Darcy O'Neil :: May 18, 2006 8:38 PM

Buchner FunnelFor those who are aspiring molecular mixologists there is more to the “molecular” part of the title than just liquids and powders. There are some great pieces of chemistry equipment that can benefit any aspiring mixologist. The first one that I’m going to discuss is the Buchner funnel. Basically, this is a filtering device that uses a hand operated vacuum pump to pull liquids through a fine grade filter paper in a flask. Nothing sucks more than trying to filter something through a coffee filter for 20 minutes. A Buchner funnel will filter liquids in a fraction (think seconds) of the time and the costs of this device is relatively cheap (about $60). For anyone playing with bitters, a Buchner filter is a must.

Vacuum Pump

A Buchner funnel is really easy to operate. Basically you have the funnel, which has a small number of holes and a good surface area. This is to provide support for the filter paper so that it doesn’t get sucked into the flask. The funnel is connected to the vacuum flask with a rubber stopper. The vacuum flask has a nozzle where a piece of tubing can be attached. The other end of the tubing is connected to the hand held vacuum pump. Once it is setup, you pour your liquid into the funnel and that start creating the vacuum. The liquid will be sucked into the flask and the filter will remove any particulate.

In the lab we used these filtration devices in organic chemistry. Basically, we would react a number of chemicals together, in a solvent, and then create a new compound. To recover this compound from the solvent, we would precipitate it in a solution and then filter it out. The Buchner funnel allows you to remove the filter paper with the collected filtrate, where you can scrape it into a vial for storage or analysis.
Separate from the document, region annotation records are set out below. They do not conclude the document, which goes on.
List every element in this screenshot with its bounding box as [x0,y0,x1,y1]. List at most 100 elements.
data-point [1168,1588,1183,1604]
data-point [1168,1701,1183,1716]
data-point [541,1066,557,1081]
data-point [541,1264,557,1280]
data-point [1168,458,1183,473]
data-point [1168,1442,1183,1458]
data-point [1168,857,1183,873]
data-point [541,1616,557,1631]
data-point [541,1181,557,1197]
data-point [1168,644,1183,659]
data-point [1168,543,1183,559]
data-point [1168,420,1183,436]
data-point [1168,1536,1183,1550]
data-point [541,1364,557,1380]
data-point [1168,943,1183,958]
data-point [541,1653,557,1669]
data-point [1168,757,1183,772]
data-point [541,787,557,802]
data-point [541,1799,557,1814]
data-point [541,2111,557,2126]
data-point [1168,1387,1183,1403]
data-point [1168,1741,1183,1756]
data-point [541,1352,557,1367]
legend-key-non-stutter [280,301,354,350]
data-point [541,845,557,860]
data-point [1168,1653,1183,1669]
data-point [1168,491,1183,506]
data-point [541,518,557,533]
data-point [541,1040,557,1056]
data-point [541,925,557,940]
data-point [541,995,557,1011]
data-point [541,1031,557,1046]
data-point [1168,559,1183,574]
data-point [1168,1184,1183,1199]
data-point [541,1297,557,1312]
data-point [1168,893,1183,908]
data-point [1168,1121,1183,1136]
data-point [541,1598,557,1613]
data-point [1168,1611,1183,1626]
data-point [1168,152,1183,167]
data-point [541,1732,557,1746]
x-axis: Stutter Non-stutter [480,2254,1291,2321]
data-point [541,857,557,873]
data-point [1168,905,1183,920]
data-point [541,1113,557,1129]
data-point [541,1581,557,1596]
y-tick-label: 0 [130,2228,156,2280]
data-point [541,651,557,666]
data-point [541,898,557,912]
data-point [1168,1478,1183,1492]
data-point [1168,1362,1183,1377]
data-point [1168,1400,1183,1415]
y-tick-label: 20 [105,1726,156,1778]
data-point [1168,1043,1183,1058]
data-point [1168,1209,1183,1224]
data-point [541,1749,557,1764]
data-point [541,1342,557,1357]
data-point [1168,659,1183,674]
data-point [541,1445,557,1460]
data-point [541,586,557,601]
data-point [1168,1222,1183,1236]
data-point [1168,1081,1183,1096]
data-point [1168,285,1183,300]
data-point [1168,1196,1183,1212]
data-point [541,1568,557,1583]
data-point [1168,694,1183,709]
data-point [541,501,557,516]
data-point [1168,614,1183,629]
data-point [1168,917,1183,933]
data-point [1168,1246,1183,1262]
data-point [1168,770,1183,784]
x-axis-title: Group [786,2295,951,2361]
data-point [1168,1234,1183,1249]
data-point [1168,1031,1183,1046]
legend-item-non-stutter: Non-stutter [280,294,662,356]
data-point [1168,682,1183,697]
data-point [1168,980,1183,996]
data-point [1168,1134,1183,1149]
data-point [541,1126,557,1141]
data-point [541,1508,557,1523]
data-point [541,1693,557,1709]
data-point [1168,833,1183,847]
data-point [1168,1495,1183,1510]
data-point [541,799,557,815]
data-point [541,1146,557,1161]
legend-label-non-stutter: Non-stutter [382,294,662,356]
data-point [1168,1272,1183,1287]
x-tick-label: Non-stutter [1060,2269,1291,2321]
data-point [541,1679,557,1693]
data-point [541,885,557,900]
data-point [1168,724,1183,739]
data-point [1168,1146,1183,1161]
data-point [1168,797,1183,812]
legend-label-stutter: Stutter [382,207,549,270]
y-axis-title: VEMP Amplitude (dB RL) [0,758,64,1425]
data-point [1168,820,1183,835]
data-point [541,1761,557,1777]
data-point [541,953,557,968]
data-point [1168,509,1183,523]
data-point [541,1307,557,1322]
Vacuum FlaskA sample application for the Buchner funnel is that you can “polish” liquids like fresh squeezed lime juice. Depending on the type of filter paper you use, you can filter out very small particles or just the large pulp. The process doesn’t strip out any flavours, but will filter out the pulp and bits of pith that float around on the lime juice. This makes for a nice clear lime juice and when mixed with other ingredients will create a good bright drink.

Another good application for this apparatus is for the home bitter blender. When you work with wild craft herbs and roots, they can contain a lot of dirt and small pieces of ground up bark. Usually you have to decant and filter the product through cheese cloth and the volumes are usually greater than a litre. A Buchner funnel can make your life a lot easier.

You can find complete filter setups on the Internet for $60.